Vibrational modes are considered as positive [value] functions. NMR frequencies are examples of vibrational modes which can couple, Two frequencies that couple result in a doublet of doublets A1A2B1B2. The positive model is that A1and B1 couple, and A2 and B2 couple. Except this is another one of the half-truths things.
Also is possible A1 and B2 couple and concurrently A2 and B1 couple. The same frequencies in each set can add up differently because they pair differently.
In 2D NMR phase sensitive COSY experiments, coloring red above the plane and black below the plane, the two can be immediately distinguished from each other. Why in some structures coupling goes one way and in other structures coupling goes the other way, no one really knows. And one could no know unless one used complex numbers to explain vibrational modes.
In the presence of complex numbers enables distinguishing things that would most probably be overlooked [and/or misinterpreted]. The normal way this works is only when someone suspects something is being misinterpreted does one invoke complex numbers as a way of distinguishing something else had actually been present.
The attached manuscript may also be useful to understand frequencies.

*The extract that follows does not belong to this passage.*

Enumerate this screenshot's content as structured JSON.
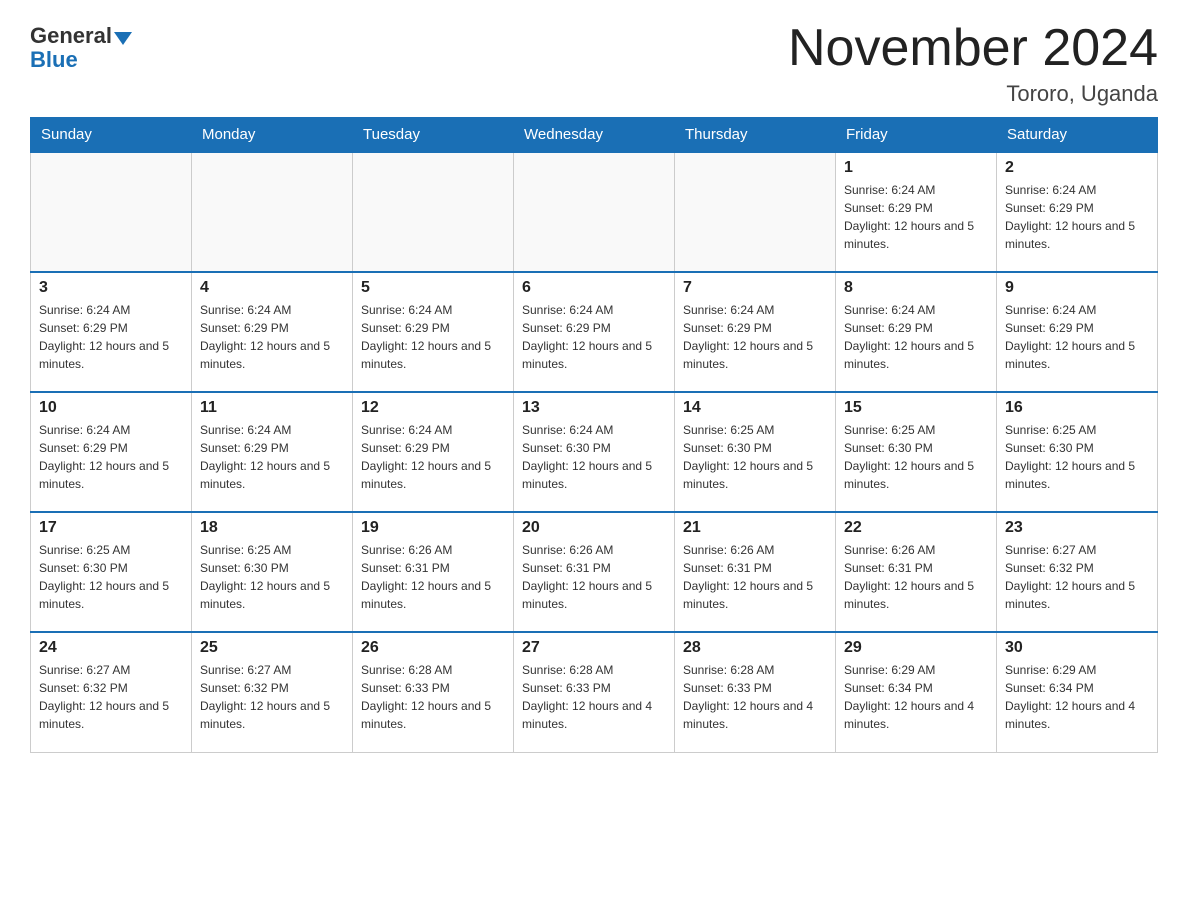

If a circular clock is one second per minute fast or one second per minute slow, 59 seconds clockwise can show up at the same time as 61 seconds counterclockwise; again unless one knows which direction the clocks are turning, one cannot know whether the clock is faster or slower. Assuming all clocks flow in the same direction is nothing more than an assumption. . .
In vibrational modes, a plus and minus is contained in a clockwise and counterclockwise context. In a circular clock 59 seconds always shows up at the same frequency as 61 seconds counterclockwise. So at any steady state measurement, collecting data a certain frequency, actually it is impossible to tell whether the frequency observed is a little faster or a little slower than the observation frequency: a little faster and a little slower will show up at the same observed value. This is why NMR spectra are collected in magnetic field gradient. This is why in our lab we sometimes choose to collect Raman Spectra within an applied temperature gradient instead of steady state.
It is a Schrodinger's Cat thing. One cannot tell whether a cat is left-pawed or right-pawed unless one is in the box (in baseball they call one left-handed a “Southpaw”). A gradient provides a [right] handedness /direction and detection is observing a coupling between the applied gradient with whatever cat happens to be in the box. Coupling can be positive or negative and coupling cannot be observed unless there is a gradient. Left-handed pitchers and right-handed hitters couple differently than right-handed pitchers and right-handed hitters.
The use of complex numbers in NMR in part is essential to correctly account for differences in direction of e.g. J-coupling. NMR spectra can be predicted exactly from fundamental principles if the relative direction of J-coupling is known. Some frequencies unambiguously do not couple in the same [relative] direction as others. Unless one knows a specific pitcher is left-handed, and a specific pitcher is left-handed (or right-handed), this effect would not ever show up in any measurement.
The dispersion part of the NMR signal is simply the sine portion of an NMR spectrum + 90 degrees from the absorption i.e. Cosine portion of the NMR signal.